Her eyes darted up to meet its eye as it began to violently shake in place. "I-I meant, if you were a Dalek." She said quickly. "But clearly, you're just a sentry."

"D-DALEK." it repeated.

"N-No, no." Amy continued to sidestep in front of its view. "Sentry, y-you're a guard."

"I FEEL IT…I-I FEEL…"

With a quick step, she turned around and clawed up a clump of dirt in her hand. "Hey, look."

Its head trailed her arm as the handful of dirt sprinkled against the door, and it whipped its head back to her, "WHAT ARE YOU DOING?"

Amy anxiously scratched her head, and motioned back to the door, "I just vandalized this property, and that's bad and in violation of code…."

"CODE 2909.05."

She nodded somewhat frantically, "That's right, and I did it. So you have to…..kill me?"

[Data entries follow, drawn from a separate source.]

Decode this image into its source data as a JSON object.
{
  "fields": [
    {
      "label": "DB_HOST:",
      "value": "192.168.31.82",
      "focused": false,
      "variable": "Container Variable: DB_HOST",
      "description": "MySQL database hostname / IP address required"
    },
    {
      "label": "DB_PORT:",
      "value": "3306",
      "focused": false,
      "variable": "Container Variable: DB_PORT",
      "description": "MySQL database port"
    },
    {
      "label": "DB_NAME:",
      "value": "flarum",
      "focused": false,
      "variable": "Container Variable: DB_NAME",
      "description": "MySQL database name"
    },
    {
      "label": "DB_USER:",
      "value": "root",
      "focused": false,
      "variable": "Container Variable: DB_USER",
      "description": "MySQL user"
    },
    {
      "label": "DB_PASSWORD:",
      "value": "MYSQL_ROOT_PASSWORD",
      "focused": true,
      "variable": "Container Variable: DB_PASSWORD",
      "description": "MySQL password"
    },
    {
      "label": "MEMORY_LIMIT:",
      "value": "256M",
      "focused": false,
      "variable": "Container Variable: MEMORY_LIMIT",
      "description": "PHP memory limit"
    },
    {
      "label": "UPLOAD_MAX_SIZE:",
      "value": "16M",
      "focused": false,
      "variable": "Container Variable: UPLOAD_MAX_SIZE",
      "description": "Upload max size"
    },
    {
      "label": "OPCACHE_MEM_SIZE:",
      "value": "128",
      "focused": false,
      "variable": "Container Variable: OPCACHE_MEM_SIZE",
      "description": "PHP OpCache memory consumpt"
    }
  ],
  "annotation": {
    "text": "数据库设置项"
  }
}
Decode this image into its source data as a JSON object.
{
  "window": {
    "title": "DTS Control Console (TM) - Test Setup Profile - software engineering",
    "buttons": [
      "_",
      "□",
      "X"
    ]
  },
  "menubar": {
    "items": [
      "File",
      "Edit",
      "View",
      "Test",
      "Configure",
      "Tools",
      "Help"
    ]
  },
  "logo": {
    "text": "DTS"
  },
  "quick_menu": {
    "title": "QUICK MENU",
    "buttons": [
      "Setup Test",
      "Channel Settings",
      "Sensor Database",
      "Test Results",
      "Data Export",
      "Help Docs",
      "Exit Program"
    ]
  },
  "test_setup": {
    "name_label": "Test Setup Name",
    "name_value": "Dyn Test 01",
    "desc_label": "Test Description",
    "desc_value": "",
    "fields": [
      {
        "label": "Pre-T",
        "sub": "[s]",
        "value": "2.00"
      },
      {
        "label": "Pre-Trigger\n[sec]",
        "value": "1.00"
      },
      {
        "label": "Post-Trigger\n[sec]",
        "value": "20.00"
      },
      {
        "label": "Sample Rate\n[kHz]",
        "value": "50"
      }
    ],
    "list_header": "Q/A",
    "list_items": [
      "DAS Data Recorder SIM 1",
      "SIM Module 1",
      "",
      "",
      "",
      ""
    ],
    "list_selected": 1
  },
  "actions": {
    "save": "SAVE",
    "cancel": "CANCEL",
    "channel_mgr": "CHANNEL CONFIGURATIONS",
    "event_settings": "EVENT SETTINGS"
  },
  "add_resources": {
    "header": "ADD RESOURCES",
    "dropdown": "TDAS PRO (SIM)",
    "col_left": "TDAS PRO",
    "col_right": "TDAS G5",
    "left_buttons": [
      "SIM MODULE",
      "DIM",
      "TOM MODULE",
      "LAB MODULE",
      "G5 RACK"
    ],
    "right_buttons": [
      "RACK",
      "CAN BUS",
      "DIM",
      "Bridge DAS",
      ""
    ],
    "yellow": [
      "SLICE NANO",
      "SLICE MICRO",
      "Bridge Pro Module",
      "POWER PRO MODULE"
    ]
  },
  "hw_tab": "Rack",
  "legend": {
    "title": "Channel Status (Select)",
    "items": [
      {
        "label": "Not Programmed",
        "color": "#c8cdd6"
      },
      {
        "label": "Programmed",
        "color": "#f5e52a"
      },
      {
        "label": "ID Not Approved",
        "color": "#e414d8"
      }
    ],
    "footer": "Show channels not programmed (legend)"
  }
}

It paused a moment, and she could see its eye slowly focus around her face once more, "INCORRECT. YOUR VIOLATIONS ARE UNAUTHORIZED TRESPASSING, MILD ATTEMPT AT VANDALISM, AND LYING TO AN OFFICAL SENTRY. ALL ARE MINOR AND WERE COMMITTED BY A HUMANOID WITH NO KNOWN PREVIOUS CRIMINAL RECORD. YOU SHALL BE EXEMPT FROM THESE VIOLATIONS AS LONG AS YOU VOW TO NEVER TREPASS HERE AGAIN."

There was a faint smile on her face as it turned its head and began to drive past her. "You were fun." She murmured with a little wave to it, and looked back at the TARDIS that still stood waiting for her.

Unbeknownst to her, it suddenly paused and slightly turned its head to watch her walk through the TARDIS doors. "I…..ENJOYED YOUR COMPANY AS WELL."

As she trotted up the stairs, she twirled around the console and smoothed the paper in front of her face, "Eighteen of these reside, but in which does the next one hide?" She grumbled, glancing over the typewriter and its fresh, blank page. "He thinks it's amusing if he can make 'em rhyme, doesn't he?"